With Bryan’s guidance, The Pontarellis used the extensive data they received from SiS to their advantage and looked at ways they could gain more control of their water management.
With water being one of the most important and valuable factors to growing a successful watermelon crop, it was no surprise Tom wanted to ensure his water inputs were efficient. From the data collected, Bryan was able to pull out layers reflecting the varying plant available water and water holding capacity within the Pontarellis’ field. From there, they divided the paddock into different zones which had varying water holding capacity and installed a soil moisture probe into each of them. Tom is now able to monitor soil moisture across his paddock constantly, allowing him to make more informed irrigation decisions.
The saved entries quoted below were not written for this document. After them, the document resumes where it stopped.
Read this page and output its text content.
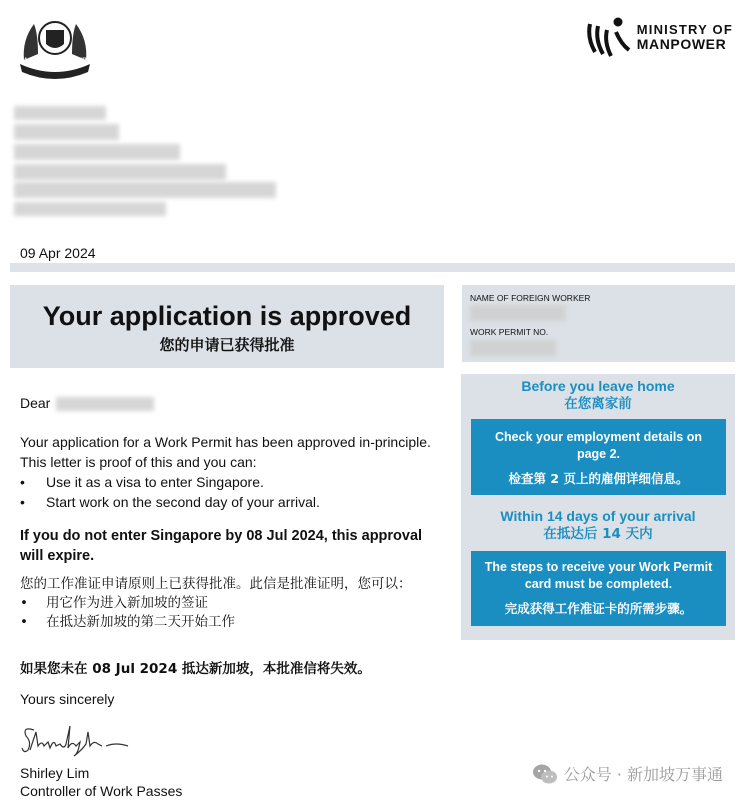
MAJULAH SINGAPURA
MINISTRY OF
MANPOWER
09 Apr 2024
Your application is approved
您的申请已获得批准
NAME OF FOREIGN WORKER
WORK PERMIT NO.
Dear
Your application for a Work Permit has been approved in-principle. This letter is proof of this and you can:
• Use it as a visa to enter Singapore.
• Start work on the second day of your arrival.
If you do not enter Singapore by 08 Jul 2024, this approval will expire.
您的工作准证申请原则上已获得批准。此信是批准证明，您可以：
• 用它作为进入新加坡的签证
• 在抵达新加坡的第二天开始工作
如果您未在 08 Jul 2024 抵达新加坡，本批准信将失效。
Yours sincerely
Shirley Lim
Controller of Work Passes
Before you leave home
在您离家前
Check your employment details on page 2.
检查第 2 页上的雇佣详细信息。
Within 14 days of your arrival
在抵达后 14 天内
The steps to receive your Work Permit card must be completed.
完成获得工作准证卡的所需步骤。
公众号 · 新加坡万事通
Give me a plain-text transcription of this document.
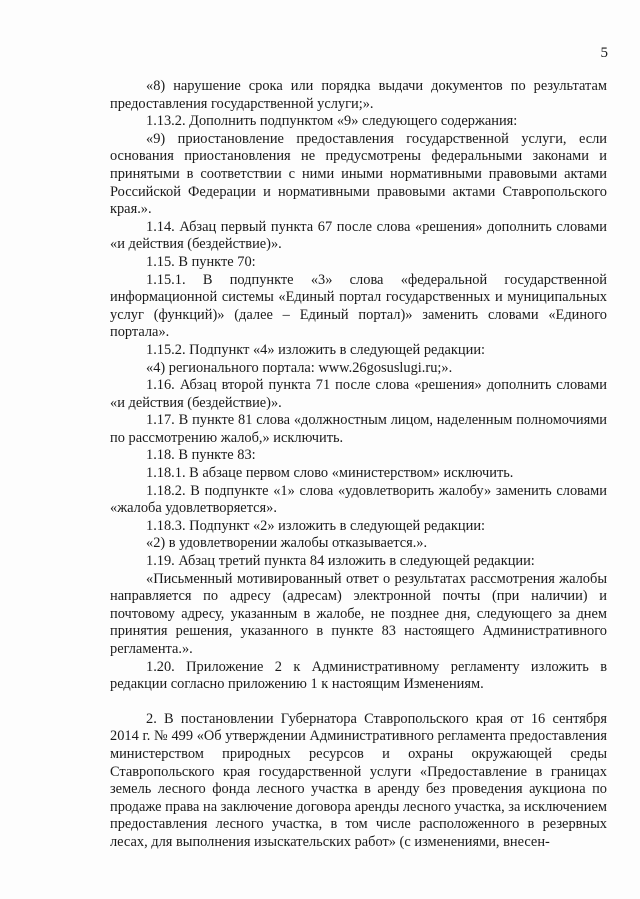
5

«8) нарушение срока или порядка выдачи документов по результатам предоставления государственной услуги;».

1.13.2. Дополнить подпунктом «9» следующего содержания:

«9) приостановление предоставления государственной услуги, если основания приостановления не предусмотрены федеральными законами и принятыми в соответствии с ними иными нормативными правовыми актами Российской Федерации и нормативными правовыми актами Ставропольского края.».

1.14. Абзац первый пункта 67 после слова «решения» дополнить словами «и действия (бездействие)».

1.15. В пункте 70:

1.15.1. В подпункте «3» слова «федеральной государственной информационной системы «Единый портал государственных и муниципальных услуг (функций)» (далее – Единый портал)» заменить словами «Единого портала».

1.15.2. Подпункт «4» изложить в следующей редакции:

«4) регионального портала: www.26gosuslugi.ru;».

1.16. Абзац второй пункта 71 после слова «решения» дополнить словами «и действия (бездействие)».

1.17. В пункте 81 слова «должностным лицом, наделенным полномочиями по рассмотрению жалоб,» исключить.

1.18. В пункте 83:

1.18.1. В абзаце первом слово «министерством» исключить.

1.18.2. В подпункте «1» слова «удовлетворить жалобу» заменить словами «жалоба удовлетворяется».

1.18.3. Подпункт «2» изложить в следующей редакции:

«2) в удовлетворении жалобы отказывается.».

1.19. Абзац третий пункта 84 изложить в следующей редакции:

«Письменный мотивированный ответ о результатах рассмотрения жалобы направляется по адресу (адресам) электронной почты (при наличии) и почтовому адресу, указанным в жалобе, не позднее дня, следующего за днем принятия решения, указанного в пункте 83 настоящего Административного регламента.».

1.20. Приложение 2 к Административному регламенту изложить в редакции согласно приложению 1 к настоящим Изменениям.

2. В постановлении Губернатора Ставропольского края от 16 сентября 2014 г. № 499 «Об утверждении Административного регламента предоставления министерством природных ресурсов и охраны окружающей среды Ставропольского края государственной услуги «Предоставление в границах земель лесного фонда лесного участка в аренду без проведения аукциона по продаже права на заключение договора аренды лесного участка, за исключением предоставления лесного участка, в том числе расположенного в резервных лесах, для выполнения изыскательских работ» (с изменениями, внесен-
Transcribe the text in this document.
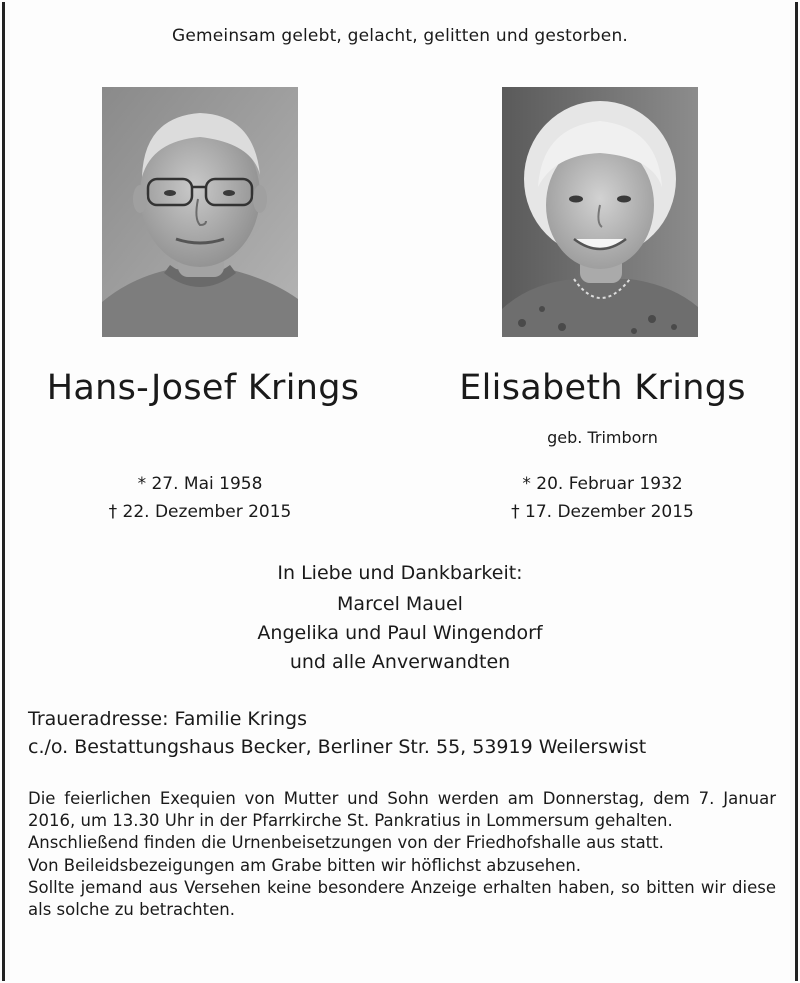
Gemeinsam gelebt, gelacht, gelitten und gestorben.
Hans-Josef Krings	Elisabeth Krings
geb. Trimborn
* 27. Mai 1958
† 22. Dezember 2015
* 20. Februar 1932
† 17. Dezember 2015
In Liebe und Dankbarkeit:
Marcel Mauel
Angelika und Paul Wingendorf
und alle Anverwandten
Traueradresse: Familie Krings
c./o. Bestattungshaus Becker, Berliner Str. 55, 53919 Weilerswist

Die feierlichen Exequien von Mutter und Sohn werden am Donnerstag, dem 7. Januar 2016, um 13.30 Uhr in der Pfarrkirche St. Pankratius in Lommersum gehalten.

Anschließend finden die Urnenbeisetzungen von der Friedhofshalle aus statt.

Von Beileidsbezeigungen am Grabe bitten wir höflichst abzusehen.

Sollte jemand aus Versehen keine besondere Anzeige erhalten haben, so bitten wir diese als solche zu betrachten.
After taking extensive steps to ensure he had ultimate growing conditions for his watermelon crop, Tom wanted a way to monitor the success of his management options. He looked to an eye in the sky and had the Vantage NEA team conduct drone flights with their Trimble UX5 Multispectral Unmanned Aircraft System. The UX5 has a 5-band MicaSense RedEdge™ narrowband multispectral camera which captures dependable images used to develop vegetation mapping. Vantage NEA flew the UX5 over Tom’s crop twice: once, at an early stage to monitor plant population and mortality rate and once when his watermelon plants had grown vines. The later drone images allowed Tom to monitor pest and disease risks, as it could highlight areas in the field that were not growing at the same rate as the rest of the crop. Bryan Granshaw said the light spectrum from the drone is more sensitive than the human eye, so it could highlight issues in a paddock well before a grower could spot them from the field. If the drone detected any struggling areas, Tom could check the exact area and conduct sap samples to see whether he needed to conduct targeted foliar nutrition.
Working with Vantage:
Tom said working with Vantage NEA made changing his management options all the easier, as he didn’t need to go elsewhere for equipment, advice, data or technology. The fact that the team worked in well with Tom’s other advisers, such as Sarah Limpus was also extremely beneficial.
Tom said in the future, they’re planning to incorporate variable rate into their spraying regime to further cut input costs. Tom said it would also allow him to use all of the data he has on hand to ensure his crops are given the correct nutrients and treatment during the season, eliminating as much error as possible.